29 Mart 2009 00:00

Emre Kınay: Devlet tefecilik yapar mı?

Bu salonlar ne kadar çok dolarsa seçim sandıklarında o kadar az kandırılacaklar. Ben onlara ne kadar “Küçük Burjuvalar” oynayabilirsem, Gorki, Aziz Nesin… Daha ileri gideyim hadi, öbür tarafı da söyleyeyim; Necip Fazıl…

Paylaş

Bazı oyuncular televizyona ya da sinemaya kapağı atmak için tiyatroculuğu kartvizit gibi ceplerinde taşır ya hani... “Uzun yıllar tiyatro yaptı” diye anılırlar, “tiyatro kökenli” falan, ya da “televizyon işlerine ara verebilsem yine tiyatro yapmak istiyorum” gibi şeyler söylerler zaman zaman, “Tiyatronun tadı başka” derler sık sık… Emre Kınay gibileri de var Allaha şükür. Sinema ve televizyonu küçümsediğimden değil ama “delikanlı” olunsun azcık diye söylüyorum. Tiyatro provaları için oynadığı televizyon dizisinin çekimlerini aksattığını duymuştum Emre Kınay’ın. Şahane değil mi? “Her şey tiyatro için” diyen militanlardan kendisi anlayacağınız. Öyle olunca iddiaları da büyük, dertleri de. Bir dokundum bin ah işittim, kulak vermekte fayda var kanımca…
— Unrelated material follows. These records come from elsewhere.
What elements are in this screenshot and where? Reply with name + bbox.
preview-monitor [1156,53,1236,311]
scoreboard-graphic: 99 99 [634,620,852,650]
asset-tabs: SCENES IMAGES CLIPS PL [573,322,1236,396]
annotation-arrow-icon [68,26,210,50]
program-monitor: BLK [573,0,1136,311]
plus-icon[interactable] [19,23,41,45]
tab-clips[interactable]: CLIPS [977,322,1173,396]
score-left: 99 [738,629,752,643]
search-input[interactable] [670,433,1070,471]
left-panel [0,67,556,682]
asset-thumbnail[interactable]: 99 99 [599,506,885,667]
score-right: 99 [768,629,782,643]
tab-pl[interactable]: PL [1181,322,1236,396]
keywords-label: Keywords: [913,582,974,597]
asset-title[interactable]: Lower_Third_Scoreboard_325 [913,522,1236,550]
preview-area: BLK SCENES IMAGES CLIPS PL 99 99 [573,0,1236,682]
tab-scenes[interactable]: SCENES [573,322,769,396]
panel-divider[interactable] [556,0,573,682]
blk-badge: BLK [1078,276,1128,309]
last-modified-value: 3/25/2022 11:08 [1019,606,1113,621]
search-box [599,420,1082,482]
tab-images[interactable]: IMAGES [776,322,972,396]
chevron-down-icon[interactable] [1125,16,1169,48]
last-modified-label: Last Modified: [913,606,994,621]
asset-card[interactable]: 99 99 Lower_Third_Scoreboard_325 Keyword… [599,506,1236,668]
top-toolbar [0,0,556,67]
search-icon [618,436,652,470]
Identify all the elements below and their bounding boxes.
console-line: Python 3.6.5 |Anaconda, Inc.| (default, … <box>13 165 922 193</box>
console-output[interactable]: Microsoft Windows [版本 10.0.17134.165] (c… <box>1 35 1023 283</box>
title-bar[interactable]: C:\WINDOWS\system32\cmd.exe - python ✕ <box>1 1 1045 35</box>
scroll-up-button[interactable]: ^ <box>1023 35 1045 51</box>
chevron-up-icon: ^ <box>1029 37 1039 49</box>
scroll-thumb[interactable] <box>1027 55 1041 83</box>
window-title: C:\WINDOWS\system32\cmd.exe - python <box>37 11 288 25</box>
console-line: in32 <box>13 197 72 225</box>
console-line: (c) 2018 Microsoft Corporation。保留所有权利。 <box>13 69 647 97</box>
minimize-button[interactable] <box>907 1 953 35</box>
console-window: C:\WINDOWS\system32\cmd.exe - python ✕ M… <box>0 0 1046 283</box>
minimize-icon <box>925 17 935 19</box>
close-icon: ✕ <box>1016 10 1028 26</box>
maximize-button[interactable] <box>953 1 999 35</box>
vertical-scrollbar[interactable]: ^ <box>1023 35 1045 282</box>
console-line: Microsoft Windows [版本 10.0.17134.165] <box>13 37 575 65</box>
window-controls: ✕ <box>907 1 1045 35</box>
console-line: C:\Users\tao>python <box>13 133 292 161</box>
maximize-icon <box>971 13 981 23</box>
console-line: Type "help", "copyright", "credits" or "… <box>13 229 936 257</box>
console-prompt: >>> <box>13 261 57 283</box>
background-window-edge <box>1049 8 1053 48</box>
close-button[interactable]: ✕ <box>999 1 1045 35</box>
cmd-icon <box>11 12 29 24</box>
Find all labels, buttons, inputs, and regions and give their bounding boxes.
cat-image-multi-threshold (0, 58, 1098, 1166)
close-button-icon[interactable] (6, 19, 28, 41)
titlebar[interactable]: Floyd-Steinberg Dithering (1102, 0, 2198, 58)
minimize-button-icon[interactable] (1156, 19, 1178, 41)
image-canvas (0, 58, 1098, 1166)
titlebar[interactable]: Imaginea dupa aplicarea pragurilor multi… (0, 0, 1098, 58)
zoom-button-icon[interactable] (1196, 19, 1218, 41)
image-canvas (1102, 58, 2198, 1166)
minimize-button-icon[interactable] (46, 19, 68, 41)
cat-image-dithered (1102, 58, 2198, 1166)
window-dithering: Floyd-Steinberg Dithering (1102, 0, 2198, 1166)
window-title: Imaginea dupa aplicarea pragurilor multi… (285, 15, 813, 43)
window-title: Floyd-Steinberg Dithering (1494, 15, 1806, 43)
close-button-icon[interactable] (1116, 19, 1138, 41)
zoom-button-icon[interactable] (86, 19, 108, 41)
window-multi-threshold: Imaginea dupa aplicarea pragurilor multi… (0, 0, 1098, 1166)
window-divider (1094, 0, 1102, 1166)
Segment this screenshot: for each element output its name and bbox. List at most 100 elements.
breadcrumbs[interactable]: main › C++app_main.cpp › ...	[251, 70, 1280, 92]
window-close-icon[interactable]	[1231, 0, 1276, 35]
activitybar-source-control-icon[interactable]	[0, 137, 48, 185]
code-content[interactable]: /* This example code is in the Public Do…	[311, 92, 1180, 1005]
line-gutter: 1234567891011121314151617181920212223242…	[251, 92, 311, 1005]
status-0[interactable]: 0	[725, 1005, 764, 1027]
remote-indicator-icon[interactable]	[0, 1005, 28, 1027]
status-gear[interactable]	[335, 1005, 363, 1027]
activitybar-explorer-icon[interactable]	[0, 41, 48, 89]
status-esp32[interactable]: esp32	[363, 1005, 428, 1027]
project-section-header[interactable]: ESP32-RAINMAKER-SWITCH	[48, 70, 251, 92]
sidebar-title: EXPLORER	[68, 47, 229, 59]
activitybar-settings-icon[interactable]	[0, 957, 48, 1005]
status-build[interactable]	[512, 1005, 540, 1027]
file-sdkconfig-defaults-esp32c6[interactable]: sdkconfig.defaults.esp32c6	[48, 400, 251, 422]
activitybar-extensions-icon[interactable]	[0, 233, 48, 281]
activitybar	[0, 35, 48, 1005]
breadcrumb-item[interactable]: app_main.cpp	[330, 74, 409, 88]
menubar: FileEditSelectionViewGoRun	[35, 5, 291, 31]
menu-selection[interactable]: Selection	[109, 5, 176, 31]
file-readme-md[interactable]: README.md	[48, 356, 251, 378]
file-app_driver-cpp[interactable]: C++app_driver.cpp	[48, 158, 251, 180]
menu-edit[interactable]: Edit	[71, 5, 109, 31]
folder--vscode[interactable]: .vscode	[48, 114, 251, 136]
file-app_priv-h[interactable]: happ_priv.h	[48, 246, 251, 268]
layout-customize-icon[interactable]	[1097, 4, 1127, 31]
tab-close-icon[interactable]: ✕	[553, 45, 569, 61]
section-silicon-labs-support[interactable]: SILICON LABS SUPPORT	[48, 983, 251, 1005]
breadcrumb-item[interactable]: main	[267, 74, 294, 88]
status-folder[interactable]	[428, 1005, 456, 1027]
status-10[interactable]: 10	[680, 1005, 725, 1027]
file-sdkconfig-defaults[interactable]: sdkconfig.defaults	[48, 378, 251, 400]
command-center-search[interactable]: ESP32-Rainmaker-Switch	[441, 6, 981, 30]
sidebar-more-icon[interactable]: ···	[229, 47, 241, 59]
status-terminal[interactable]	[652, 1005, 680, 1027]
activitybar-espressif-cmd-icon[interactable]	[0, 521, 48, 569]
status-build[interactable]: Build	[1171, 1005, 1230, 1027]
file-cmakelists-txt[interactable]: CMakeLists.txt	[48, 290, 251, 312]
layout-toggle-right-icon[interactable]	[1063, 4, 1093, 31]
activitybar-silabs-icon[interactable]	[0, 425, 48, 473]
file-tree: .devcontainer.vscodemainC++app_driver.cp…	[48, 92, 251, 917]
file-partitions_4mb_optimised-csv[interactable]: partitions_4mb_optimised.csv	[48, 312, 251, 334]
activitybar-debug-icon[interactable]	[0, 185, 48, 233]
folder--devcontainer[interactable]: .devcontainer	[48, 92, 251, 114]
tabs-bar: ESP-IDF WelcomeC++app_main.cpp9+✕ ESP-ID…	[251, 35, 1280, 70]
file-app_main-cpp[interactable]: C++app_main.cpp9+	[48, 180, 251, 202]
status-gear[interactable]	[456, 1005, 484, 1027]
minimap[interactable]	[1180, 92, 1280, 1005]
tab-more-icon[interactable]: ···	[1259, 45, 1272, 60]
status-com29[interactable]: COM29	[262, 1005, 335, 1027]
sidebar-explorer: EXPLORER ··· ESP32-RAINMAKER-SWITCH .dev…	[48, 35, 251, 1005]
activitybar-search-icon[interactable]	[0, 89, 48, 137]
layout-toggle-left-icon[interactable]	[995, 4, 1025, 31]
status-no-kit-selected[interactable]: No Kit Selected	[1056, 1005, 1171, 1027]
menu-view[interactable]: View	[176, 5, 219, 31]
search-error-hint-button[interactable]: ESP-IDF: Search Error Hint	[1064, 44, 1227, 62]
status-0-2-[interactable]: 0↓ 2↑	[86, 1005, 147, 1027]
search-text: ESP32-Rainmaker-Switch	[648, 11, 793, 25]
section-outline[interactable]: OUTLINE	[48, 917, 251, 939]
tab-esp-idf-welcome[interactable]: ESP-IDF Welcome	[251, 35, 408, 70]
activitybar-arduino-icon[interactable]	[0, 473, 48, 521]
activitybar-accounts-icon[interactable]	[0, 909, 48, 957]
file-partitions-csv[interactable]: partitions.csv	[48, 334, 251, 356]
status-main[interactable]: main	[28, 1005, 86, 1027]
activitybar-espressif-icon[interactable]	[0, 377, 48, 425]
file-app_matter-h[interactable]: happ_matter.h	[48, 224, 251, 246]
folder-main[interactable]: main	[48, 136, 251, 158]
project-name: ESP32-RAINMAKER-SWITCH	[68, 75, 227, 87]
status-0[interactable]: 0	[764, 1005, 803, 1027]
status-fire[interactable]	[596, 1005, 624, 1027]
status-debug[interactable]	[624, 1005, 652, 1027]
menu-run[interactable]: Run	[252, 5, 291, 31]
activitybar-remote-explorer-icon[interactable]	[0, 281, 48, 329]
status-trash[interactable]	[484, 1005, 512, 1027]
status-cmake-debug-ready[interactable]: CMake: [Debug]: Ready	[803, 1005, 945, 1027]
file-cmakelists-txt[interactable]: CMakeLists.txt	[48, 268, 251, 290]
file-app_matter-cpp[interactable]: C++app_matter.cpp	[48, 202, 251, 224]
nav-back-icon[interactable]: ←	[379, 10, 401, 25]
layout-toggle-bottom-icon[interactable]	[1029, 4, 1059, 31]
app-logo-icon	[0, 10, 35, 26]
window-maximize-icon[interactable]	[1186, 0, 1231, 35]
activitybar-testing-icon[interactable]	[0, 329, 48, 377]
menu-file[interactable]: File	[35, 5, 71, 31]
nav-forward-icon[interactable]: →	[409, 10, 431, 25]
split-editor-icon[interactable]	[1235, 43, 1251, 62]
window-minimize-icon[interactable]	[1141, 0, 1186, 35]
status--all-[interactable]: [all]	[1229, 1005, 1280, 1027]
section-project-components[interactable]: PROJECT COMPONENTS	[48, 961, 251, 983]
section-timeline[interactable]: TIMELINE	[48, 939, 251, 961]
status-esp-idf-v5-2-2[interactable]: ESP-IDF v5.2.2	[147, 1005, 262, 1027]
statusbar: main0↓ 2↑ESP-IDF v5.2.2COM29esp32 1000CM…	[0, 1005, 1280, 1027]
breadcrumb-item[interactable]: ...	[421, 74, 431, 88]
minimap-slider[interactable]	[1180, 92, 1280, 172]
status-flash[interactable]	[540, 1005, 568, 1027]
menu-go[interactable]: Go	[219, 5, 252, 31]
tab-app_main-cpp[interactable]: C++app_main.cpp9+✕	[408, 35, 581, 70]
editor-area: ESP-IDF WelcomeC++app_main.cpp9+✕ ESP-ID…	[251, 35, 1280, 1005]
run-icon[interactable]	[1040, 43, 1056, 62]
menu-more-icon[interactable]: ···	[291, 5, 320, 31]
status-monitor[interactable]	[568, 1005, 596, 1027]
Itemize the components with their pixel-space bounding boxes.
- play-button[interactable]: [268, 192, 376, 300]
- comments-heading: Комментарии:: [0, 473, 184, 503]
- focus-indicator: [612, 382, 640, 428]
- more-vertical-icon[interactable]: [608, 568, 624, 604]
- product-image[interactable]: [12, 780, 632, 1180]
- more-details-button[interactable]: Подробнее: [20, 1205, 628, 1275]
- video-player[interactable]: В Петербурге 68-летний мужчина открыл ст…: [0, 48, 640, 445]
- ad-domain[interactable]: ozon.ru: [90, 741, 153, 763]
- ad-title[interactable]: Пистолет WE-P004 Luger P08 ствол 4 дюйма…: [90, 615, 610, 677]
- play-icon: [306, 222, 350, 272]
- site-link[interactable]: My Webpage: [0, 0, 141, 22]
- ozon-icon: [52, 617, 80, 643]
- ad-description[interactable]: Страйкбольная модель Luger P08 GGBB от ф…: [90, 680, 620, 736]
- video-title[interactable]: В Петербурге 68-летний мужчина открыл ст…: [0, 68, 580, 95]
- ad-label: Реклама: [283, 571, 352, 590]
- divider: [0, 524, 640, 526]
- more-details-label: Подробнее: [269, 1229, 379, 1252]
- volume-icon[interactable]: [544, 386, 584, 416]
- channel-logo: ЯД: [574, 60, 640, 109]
Tiyatrodan başlayalım diye düşünüyorum. Duru Tiyatro’yu kuralı 4 sene oldu. Böylesi bir zamanda tiyatro kurmak bayağı şövalyelik öyle değil mi? Ne tür bir inançla yapılır bu şövalyelik?
Duygusal bir cevap olacak ama hayatımda sadece tiyatro hiç terk etmedi beni. En zor zamanında bile bir oyun okuduğumda, başka bir uzama geçtim. Ben kendimde tiyatroyu hissedenlerden değilim, kendimi içinde iyi hissettiğim yer tiyatro. Yatak odamdan sonra en rahat ettiğim yer kulisim. Tiyatro Duru’yu açtığımızda kızım Duru henüz bir buçuk yaşındaydı. Zor ayakta duruyoruz ama memnunum. Baksana, insanlar gelip gidiyorlar, oyun konuşuyoruz, çalışıyoruz… Memnunum ama tabii ki genel gidişat pek parlak değil.

Duru, bilinen, takip edilen bir tiyatro haline geldi…
Evet, biraz repertuvar tiyatrosu olarak da bilinmek istiyoruz aslında. Bir tarzın, bir türün tiyatrosu değil de; her şeyi oynayan, kendince dili olan, yeniliklere, gençlere kapısı açık bir tiyatro hayalimiz vardı, ona doğru gidiyoruz. Bundan sonra ayakları daha yere basan, sağlam projeler yapmamız gerek. Bütün oyunları Duru Tiyatro biçimiyle yorumlayacağız, oyunculuk malzemesine ağırlık vermek suretiyle. Mümkün olduğunca Türkiye’de ilk defa oynanan oyunları tercih edeceğiz. Klasikleri de Duruca yorumlayacağız.

Özellikle ‘Bana Bir Picasso Lazım’ geçen sene 8 ödül aldı…
Kara Sohbet de ödül almıştı ondan önce Afife Jale’de, gerçi oyun değil biz oyuncular aldı ama… İkinci yılında en iyi ödüllerle ödüllendirilen başka tiyatro bilmiyorum. Bir sezonda 4 oyun oynayan özel tiyatro da duymadım Cumhuriyet tarihinde. Şah Mat, İnteraktif Tiyatro, Picasso, Aşk Her Yerde... İki oyun daha çıkartacağız. Sezonda altı tane oyun çıkartan bir tiyatro haline gelmeye çabalıyoruz. Seyircinin 2 saat boyunca eğlenip gideceği oyun da yapıyoruz, oyun bittikten sonra 5 dakika salonda oturup düşündüğü oyun da yapıyoruz.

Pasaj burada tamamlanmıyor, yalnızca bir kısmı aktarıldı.